2 Acknowledge that gender norms are not universal. It is important to note that although many of the same relationships between gender norms and inequalities and health exist in different areas of the world, how men and women live, interact and are treated is tied to broader cultural norms that can and do differ across communities and by social identities, including but not limited to social class, ethnicity, caste, etc.. Those involved in program design and implementation must ensure that their work is culturally sensitive and not built on assumptions about gender equality. 

3 Balance the priority health needs of men and women, boys and girls. A focus on women’s reproductive and maternal health are common, but more SBCC programs should explore how men and women interact as well as the health needs of men independent of women. 

4  Improve couple communication. Communication between partners plays an important role in women’s access to and use of healthcare services.
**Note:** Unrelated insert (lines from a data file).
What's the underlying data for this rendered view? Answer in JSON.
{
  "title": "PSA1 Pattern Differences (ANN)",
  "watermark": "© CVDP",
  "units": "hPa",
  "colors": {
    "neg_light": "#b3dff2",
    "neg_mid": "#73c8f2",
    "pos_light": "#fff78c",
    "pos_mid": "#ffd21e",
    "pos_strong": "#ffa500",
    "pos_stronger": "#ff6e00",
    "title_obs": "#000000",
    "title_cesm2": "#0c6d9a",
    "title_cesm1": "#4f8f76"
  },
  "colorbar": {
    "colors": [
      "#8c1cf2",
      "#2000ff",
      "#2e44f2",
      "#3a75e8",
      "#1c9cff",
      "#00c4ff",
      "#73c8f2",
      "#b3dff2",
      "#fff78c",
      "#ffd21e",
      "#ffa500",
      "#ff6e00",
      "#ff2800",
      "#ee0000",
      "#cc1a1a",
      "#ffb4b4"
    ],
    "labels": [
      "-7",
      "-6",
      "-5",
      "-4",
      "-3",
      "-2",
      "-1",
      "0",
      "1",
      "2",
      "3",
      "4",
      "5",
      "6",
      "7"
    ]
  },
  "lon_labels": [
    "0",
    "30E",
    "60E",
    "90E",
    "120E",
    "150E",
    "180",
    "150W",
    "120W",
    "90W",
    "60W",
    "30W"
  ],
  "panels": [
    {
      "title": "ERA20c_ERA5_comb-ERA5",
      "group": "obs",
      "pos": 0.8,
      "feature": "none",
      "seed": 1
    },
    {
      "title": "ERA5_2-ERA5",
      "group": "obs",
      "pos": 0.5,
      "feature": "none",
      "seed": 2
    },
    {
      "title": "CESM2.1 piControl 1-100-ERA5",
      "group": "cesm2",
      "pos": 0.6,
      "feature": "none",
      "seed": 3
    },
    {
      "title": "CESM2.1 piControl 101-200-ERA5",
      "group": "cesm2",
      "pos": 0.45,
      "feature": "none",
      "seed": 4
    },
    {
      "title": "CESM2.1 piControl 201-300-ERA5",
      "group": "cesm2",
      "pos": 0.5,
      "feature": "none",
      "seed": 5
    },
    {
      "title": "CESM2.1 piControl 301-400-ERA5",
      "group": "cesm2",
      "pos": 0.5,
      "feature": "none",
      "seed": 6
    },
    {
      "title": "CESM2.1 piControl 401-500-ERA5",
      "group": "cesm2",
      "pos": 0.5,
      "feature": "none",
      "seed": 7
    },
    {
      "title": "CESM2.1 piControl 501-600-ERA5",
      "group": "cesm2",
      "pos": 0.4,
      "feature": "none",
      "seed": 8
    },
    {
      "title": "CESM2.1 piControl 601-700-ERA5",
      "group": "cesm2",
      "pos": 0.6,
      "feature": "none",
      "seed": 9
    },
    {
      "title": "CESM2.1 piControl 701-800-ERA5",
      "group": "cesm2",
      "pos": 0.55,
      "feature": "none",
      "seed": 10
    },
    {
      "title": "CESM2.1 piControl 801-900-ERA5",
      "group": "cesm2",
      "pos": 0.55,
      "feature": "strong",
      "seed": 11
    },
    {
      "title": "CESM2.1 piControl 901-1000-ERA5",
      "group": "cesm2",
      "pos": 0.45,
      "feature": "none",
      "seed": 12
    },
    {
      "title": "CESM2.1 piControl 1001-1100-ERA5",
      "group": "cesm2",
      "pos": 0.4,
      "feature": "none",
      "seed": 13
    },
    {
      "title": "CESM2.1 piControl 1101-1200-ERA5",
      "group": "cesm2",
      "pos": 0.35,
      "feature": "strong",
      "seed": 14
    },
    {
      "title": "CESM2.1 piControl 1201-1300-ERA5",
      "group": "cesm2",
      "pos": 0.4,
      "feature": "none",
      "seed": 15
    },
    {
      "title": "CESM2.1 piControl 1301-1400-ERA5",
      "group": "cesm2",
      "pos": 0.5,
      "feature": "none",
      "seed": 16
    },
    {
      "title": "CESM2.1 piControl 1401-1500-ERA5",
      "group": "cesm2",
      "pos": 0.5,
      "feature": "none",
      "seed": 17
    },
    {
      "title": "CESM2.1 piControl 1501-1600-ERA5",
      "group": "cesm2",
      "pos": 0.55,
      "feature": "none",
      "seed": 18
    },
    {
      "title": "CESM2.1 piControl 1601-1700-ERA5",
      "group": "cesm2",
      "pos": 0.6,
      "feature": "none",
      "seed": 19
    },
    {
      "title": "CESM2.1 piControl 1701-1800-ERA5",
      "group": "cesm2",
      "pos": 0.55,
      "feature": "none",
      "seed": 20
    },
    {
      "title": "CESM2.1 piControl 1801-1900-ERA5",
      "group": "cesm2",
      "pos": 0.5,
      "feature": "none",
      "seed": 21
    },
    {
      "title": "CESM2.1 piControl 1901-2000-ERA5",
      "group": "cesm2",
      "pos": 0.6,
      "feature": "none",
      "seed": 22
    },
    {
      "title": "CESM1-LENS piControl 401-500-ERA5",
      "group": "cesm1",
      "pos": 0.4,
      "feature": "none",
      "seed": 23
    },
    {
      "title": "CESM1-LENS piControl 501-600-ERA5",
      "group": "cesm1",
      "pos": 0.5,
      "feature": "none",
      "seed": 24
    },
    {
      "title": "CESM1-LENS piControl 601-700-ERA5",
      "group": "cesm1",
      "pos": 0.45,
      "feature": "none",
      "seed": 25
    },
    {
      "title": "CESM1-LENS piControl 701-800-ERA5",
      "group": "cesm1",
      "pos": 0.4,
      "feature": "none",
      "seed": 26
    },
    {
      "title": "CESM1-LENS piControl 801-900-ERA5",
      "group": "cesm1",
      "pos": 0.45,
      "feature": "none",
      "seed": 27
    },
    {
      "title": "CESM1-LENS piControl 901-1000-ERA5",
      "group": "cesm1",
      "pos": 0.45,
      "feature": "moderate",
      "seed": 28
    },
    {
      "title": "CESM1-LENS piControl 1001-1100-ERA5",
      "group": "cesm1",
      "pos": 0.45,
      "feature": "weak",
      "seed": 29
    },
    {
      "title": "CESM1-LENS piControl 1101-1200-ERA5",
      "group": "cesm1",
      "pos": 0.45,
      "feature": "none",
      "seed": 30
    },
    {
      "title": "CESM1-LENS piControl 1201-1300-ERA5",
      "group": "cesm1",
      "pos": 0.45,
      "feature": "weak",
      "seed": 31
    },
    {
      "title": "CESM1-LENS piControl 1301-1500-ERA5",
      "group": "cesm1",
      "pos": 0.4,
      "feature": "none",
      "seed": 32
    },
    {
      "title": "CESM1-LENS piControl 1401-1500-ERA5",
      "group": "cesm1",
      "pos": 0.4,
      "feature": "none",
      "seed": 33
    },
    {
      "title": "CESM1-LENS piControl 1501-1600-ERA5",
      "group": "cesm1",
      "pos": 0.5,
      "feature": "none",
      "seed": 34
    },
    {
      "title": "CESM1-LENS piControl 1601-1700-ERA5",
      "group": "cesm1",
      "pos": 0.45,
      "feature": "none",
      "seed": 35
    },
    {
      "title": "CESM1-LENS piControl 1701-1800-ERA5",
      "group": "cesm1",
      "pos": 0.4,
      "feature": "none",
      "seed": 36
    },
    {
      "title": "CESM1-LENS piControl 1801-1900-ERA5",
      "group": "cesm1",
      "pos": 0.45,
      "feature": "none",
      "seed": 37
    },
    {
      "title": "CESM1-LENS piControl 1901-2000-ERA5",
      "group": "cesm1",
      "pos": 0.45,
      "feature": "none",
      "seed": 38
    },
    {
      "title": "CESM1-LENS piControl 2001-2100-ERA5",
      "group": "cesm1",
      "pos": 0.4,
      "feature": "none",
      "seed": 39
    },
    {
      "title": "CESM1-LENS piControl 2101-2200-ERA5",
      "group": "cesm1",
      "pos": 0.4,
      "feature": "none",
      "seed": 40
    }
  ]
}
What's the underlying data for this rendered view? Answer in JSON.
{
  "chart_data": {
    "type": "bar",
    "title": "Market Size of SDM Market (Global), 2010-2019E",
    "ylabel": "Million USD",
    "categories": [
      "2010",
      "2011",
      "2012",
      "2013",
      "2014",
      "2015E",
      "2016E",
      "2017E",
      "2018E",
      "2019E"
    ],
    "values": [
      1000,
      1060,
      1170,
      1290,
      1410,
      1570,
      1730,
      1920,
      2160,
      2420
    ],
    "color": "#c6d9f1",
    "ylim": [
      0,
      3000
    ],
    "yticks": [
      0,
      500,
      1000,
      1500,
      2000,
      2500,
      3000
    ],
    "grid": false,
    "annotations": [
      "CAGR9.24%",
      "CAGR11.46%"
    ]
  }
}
Facilitating this conversation so women and men are involved in health-related decisions is an essential contribution of SBCC programs. 

5 Programs should highlight the benefits to both men and women of working towards gender equity, which does not represent a zero-sum game but capitalizes on the strengths of interdependence. It may be important to target men directly to ensure that women’s empowerment does not come at the expense of men feeling disenfranchised. 

6 Consider socio-cultural contexts when defining male involvement. Although research has demonstrated the importance of greater male involvement for improved health outcomes, few studies have defined how and to what extent such involvement should occur. Programs must acknowledge that socio-cultural contexts, and individual preferences, play an important role in defining “ideal” male involvement. For example, some women may not want their partners to go to the clinic with them, but may desire their support in other ways. Therefore, programs should identify the gender norms and practices that are culturally and individually relevant barriers to health services.

7 Gather data from both men and women. Often, our knowledge about gender norms and practices are drawn from responses from women. In formative research and M&E, programs must also collect information from men on their attitudes, concerns and aspirations.